No pronto-socorro…
– Um médico! Um médico, por favor!
– Calma senhora, qual é a urgência?
– Minha sogra caiu e está com o pulso inchado. Acho que pode ter torcido ou até fraturado.
– Tente se acalmar. Nossa equipe de ortopedia está entre as melhores da cidade. Sua sogra está no carro?
– Não, ela está em casa ainda.
– Ela está com dificuldades para andar? Podemos mandar uma ambulância buscá-la.
– Não precisa. Ela pode andar sim e eu mesma posso buscá-la. Mas preciso falar com o médico que vai atendê-la primeiro.
– Falar com ele agora? Quando a sua sogra estiver sendo atendida a senhora poderá acompanhar a consulta.
– Mas aí poderá ser tarde demais. Quero falar com ele antes disso.
– Ela sofre de alguma demência? Alguma alergia grave? Requer algum cuidado especial?
– Não, não é nada disso. Só preciso saber se o médico é de esquerda ou de direita.
– Desculpe-me, senhora. Acho que não entendi.
– Olha só, já fui a vários pronto-atendimentos ao longo do dia. E é sempre essa dificuldade. Qual é o problema de se querer saber qual é a orientação política do médico?
– Orientação política? A senhora enlouqueceu? Que importância tem isso? Eu lhe garanto que ele é competente. É isso que importa, não?
– Competência também é importante, mas a orientação política é muito mais.
– Como assim?
– Minha filha, médicos de esquerda deixam seus pacientes morrerem por falta de Cloroquina. Todo mundo sabe disso.
– Cloroquina? A sua sogra sofre de Malária? Está com sintomas de Covid? Achei que ela tivesse machucado o pulso.
– Sim, foi só o pulso mesmo. Mas, se o médico for de esquerda, ele vai interná-la, vai deixá-la morrer sem direito a Cloroquina e ainda vai colocar no laudo que a causa foi o vírus chinês só para aumentar as estatísticas. Não sou boba, minha filha. Sei como as coisas funcionam.
– Senhora, sua sogra não vai morrer. Ela muito provavelmente vai fazer um raio-x do pulso, ter o braço imobilizado ou engessado e voltar pra casa.
– Mas o médico vai receitar Cloroquina pra dor?

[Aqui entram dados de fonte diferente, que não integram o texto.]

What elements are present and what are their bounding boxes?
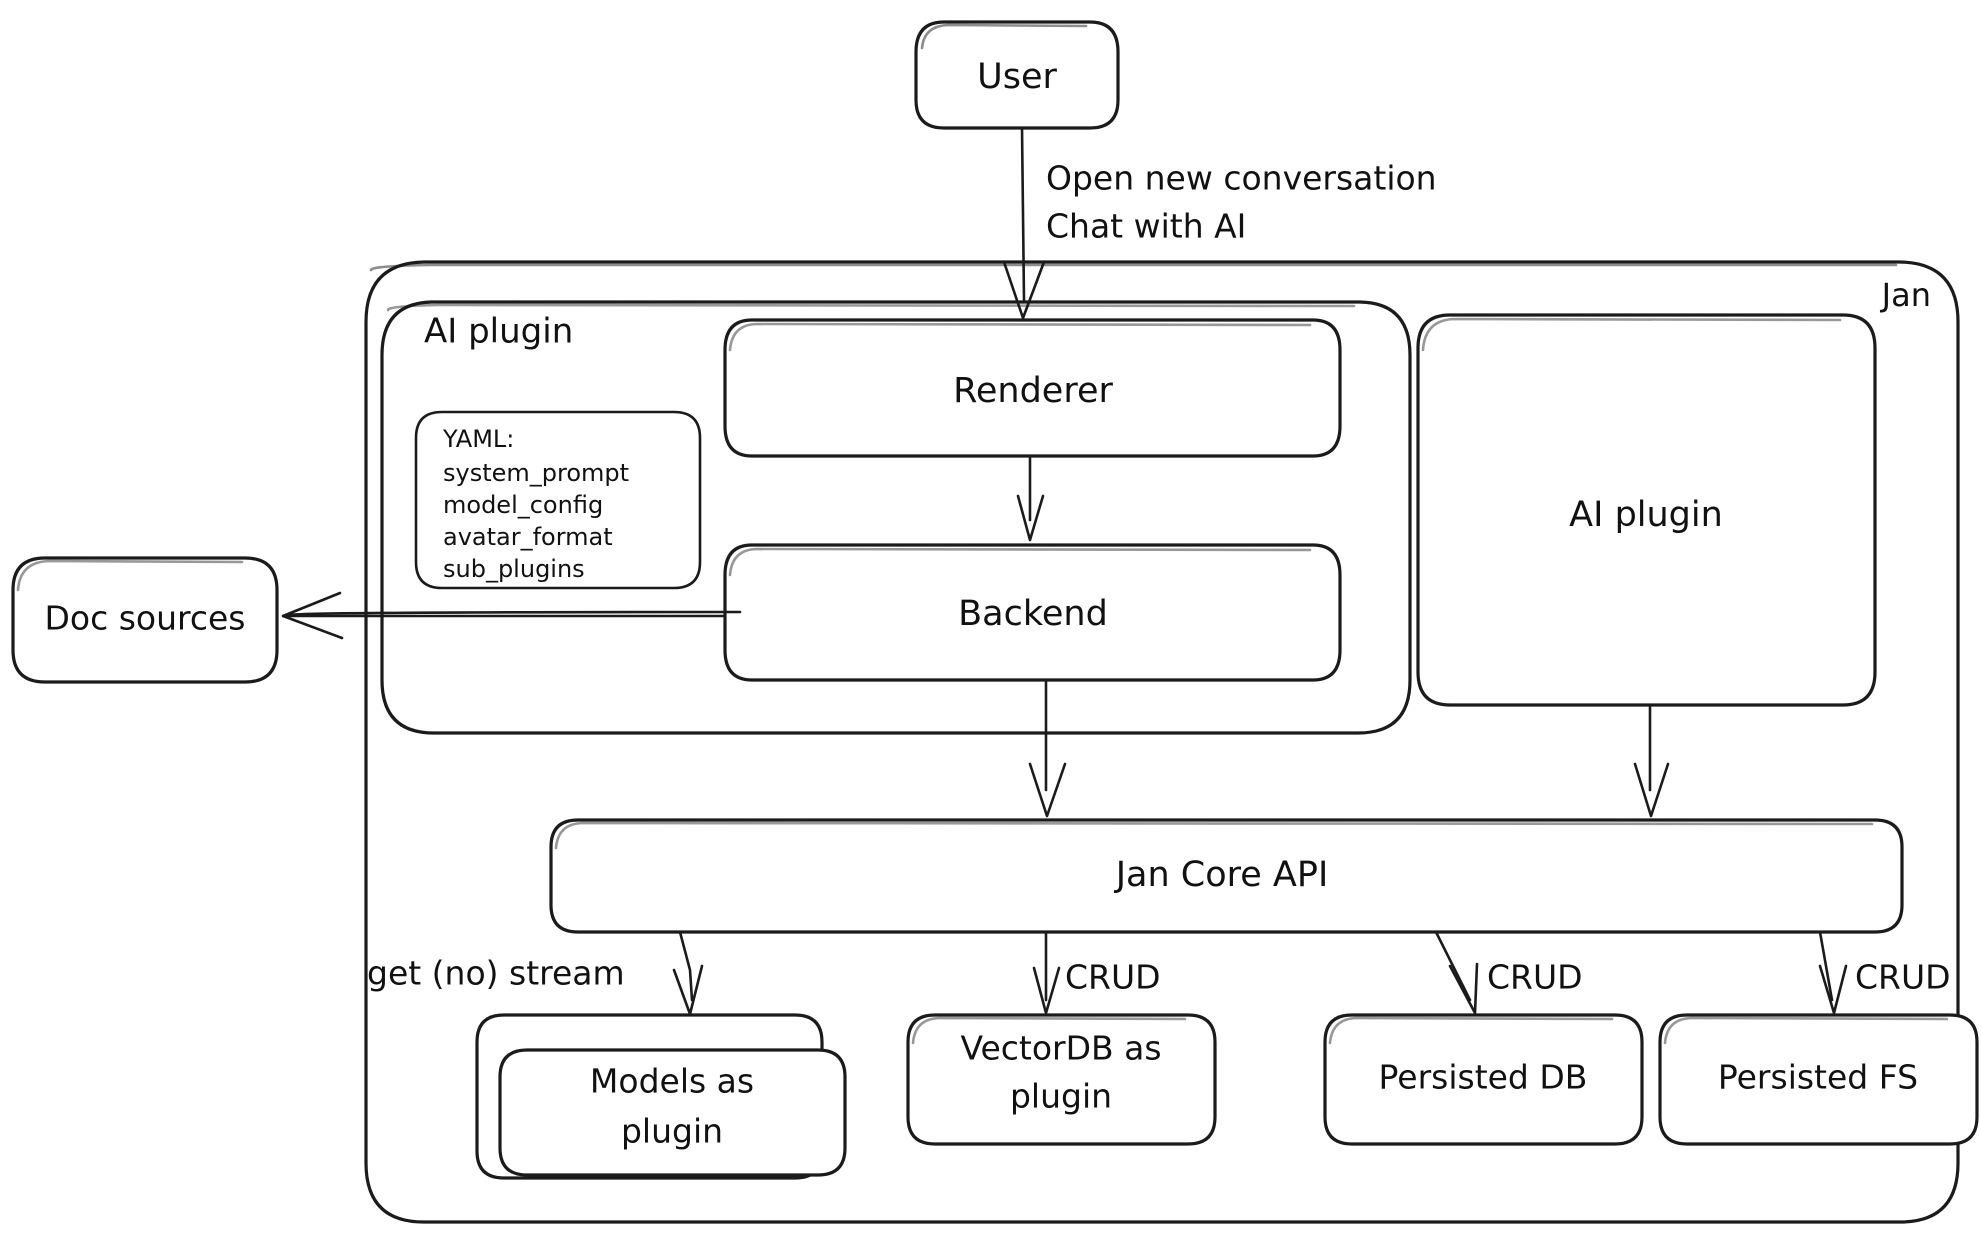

– Meu Deus, desde quando Cloroquina serve pra aliviar a dor? Ele vai receitar um analgésico, um anti-inflamatório, e o que mais ele achar necessário. Mas essas são decisões que cabem exclusivamente a ele.
– Eu não trago a minha sogra aqui até que eu tenha certeza de que ele é a favor da Cloroquina.
– Minha senhora, ninguém é a favor ou contra um determinado medicamento. A única coisa que deve ser levada em conta é a sua eficácia. E, como eu disse, essa decisão cabe exclusivamente ao médico.
– Eu quero que minha sogra seja tratada com Cloroquina. Mal não vai fazer. Há dois meses nem precisava de receita pra compra.
– A senhora é médica?
– Não, sou advogada.
– E desde quando acha que tem competência para receitar medicamentos?
– Desde que o Brasil passou a sofrer uma ameaça comunista disfarçada de pandemia. Sou patriota, minha filha. Não vou deixar que meu país vire uma Venezuela. Vai chamar o médico ou não?
– Veja bem, se houvesse um motivo justificável, eu até poderia interromper a consulta do nosso ortopedista e chamá-lo para conversar com a senhora. Mas, pelas razões expostas, só me disponho a chamar um psiquiatra. E com direito a uma camisa de força.
– Já vi que você é de esquerda. Reconheço uma petralhazinha de longe. Não trago a minha sogra aqui de jeito nenhum. Passar bem!
– Só me esclareça antes uma pequena dúvida: quantos hospitais a senhora visitou até agora?
– Mais de dez.
– Nesta época e sem máscara? Bom, já que gosta tanto de Cloroquina, se eu fosse a senhora começava a tomar uns comprimidos por conta própria.